The use of the home directory is merely a recommendation, and is not a strict requirement, only for convenience (and convention). You can set it up anywhere that you have read and write access.
See also Workspace on USB or Package on USB
This should be perfectly possible, provided that your medium is
formatted with a compatible file system, as permissions (on fi dynamic
reconfigure and other executable files) are important in a Catkin
workspace.
File systems like FAT, FAT32 and ExFat are not suitable for this.
Something like Ext3 or Ext4 or some other FS that supports regular
Linux file permissions should work fine.
If you use a "Windows" formatted drive, then your "Ubuntu" permissions may probably be lost, as drives formatted for Windows can not support that information. Execute and ownership permissions issues would/could arise.
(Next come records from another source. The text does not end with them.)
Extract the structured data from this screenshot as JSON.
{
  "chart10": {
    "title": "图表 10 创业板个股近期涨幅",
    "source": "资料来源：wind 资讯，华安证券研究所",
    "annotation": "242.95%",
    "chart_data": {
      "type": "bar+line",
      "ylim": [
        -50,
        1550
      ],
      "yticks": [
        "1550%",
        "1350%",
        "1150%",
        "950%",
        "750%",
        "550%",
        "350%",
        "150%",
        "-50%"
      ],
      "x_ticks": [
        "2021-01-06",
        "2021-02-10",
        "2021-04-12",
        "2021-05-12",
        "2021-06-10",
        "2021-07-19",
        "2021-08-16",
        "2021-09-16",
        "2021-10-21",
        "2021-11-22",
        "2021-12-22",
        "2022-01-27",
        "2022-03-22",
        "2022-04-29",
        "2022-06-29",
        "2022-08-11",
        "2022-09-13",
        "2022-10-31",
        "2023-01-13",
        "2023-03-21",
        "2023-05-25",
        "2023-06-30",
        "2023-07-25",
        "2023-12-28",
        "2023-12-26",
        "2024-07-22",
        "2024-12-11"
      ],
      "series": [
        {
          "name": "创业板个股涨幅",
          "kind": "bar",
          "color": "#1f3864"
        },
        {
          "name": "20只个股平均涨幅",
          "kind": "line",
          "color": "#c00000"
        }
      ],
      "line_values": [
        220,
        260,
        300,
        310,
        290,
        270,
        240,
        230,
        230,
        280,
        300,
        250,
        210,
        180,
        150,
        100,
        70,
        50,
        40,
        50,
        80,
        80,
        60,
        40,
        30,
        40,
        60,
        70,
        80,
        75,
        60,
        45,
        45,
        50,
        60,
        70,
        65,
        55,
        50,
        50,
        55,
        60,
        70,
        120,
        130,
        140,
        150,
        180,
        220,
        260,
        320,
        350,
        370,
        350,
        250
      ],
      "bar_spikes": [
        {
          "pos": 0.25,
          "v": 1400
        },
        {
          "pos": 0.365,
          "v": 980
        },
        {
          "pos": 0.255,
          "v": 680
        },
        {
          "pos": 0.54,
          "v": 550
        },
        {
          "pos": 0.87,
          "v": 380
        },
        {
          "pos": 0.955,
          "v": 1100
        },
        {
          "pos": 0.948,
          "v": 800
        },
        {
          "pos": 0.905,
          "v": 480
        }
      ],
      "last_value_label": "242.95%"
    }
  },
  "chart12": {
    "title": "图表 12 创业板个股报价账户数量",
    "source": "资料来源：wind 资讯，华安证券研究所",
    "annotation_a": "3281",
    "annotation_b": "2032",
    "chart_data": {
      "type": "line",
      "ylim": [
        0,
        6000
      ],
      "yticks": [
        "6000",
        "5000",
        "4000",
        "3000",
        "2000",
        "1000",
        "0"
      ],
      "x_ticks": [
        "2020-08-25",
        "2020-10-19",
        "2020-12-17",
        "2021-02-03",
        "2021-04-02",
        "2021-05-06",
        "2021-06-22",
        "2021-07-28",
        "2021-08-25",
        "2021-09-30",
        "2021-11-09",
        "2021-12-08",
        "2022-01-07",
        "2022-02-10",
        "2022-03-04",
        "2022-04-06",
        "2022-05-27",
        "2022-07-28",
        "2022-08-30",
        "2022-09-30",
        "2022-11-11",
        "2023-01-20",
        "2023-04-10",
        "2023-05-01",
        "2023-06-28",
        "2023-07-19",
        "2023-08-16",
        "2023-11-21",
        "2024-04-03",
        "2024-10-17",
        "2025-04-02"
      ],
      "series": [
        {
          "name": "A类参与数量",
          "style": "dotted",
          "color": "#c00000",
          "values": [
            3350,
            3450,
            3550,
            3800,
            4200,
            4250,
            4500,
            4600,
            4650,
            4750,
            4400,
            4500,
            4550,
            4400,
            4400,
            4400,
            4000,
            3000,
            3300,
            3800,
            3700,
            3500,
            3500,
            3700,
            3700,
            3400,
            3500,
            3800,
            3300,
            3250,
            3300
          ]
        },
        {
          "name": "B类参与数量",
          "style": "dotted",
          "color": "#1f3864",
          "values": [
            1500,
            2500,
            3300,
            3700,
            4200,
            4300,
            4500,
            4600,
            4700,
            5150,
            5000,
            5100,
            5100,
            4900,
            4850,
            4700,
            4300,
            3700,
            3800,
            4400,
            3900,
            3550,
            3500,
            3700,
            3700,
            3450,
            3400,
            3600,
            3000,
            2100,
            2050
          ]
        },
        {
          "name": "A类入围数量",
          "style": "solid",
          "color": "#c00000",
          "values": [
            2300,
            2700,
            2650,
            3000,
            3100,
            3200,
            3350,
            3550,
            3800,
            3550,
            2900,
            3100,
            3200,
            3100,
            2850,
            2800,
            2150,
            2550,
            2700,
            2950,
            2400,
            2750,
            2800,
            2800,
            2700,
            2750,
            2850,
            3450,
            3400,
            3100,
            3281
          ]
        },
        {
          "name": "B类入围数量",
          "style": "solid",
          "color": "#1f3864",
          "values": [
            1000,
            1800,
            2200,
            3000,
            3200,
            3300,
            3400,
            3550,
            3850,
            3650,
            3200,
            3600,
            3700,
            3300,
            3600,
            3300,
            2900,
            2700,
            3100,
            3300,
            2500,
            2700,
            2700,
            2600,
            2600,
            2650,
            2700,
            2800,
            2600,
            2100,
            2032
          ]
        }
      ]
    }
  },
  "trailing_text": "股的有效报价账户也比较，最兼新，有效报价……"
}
It would all depend on whether you need portability in order to be able to access the workspace from a Windows machine, or if you consistently use [different] Ubuntu/Linux machines.
If you really want use an ExFAT formatted drive, then I'm not entirely au fait with the situation, as I do not use Windows at all. You probably could/would run into issues. A solution might be to delete the devel
and build
directories and re-run catkin_make
before accessing it on the new machine1.
The use of an external drive is a good idea, portability wise. You may need to reconfigure paths when you move to another host machine though.
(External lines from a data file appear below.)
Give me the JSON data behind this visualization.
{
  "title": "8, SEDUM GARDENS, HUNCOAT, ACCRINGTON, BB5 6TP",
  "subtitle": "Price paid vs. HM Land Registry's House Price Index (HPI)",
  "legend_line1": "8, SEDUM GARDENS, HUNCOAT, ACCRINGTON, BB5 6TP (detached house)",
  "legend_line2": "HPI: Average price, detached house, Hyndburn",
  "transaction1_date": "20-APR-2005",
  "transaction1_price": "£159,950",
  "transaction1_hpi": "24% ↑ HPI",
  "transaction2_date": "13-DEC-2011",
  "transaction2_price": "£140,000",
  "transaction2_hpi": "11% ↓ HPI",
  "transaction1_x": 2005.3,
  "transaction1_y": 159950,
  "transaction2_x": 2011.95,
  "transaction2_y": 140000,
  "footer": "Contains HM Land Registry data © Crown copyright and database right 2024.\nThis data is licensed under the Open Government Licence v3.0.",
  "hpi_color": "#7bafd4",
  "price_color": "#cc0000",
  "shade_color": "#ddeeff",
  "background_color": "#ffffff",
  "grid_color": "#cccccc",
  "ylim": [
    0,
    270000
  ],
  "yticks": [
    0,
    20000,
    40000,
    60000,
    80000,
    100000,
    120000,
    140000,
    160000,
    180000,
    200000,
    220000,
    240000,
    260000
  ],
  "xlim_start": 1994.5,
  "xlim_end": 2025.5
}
Another option is to have a separate user for ROS, whose entire home directory is on the external disk. You would log in as that user to have your environment ready to go. This is the method that I use. However, this requires admin access to set up your login to point to the externally mounted disk containing the home directory, prior to your logging in as the ROS user. You may not have that ability, or access.
1 See How to migrate a catkin workspace? and cannot source workspace.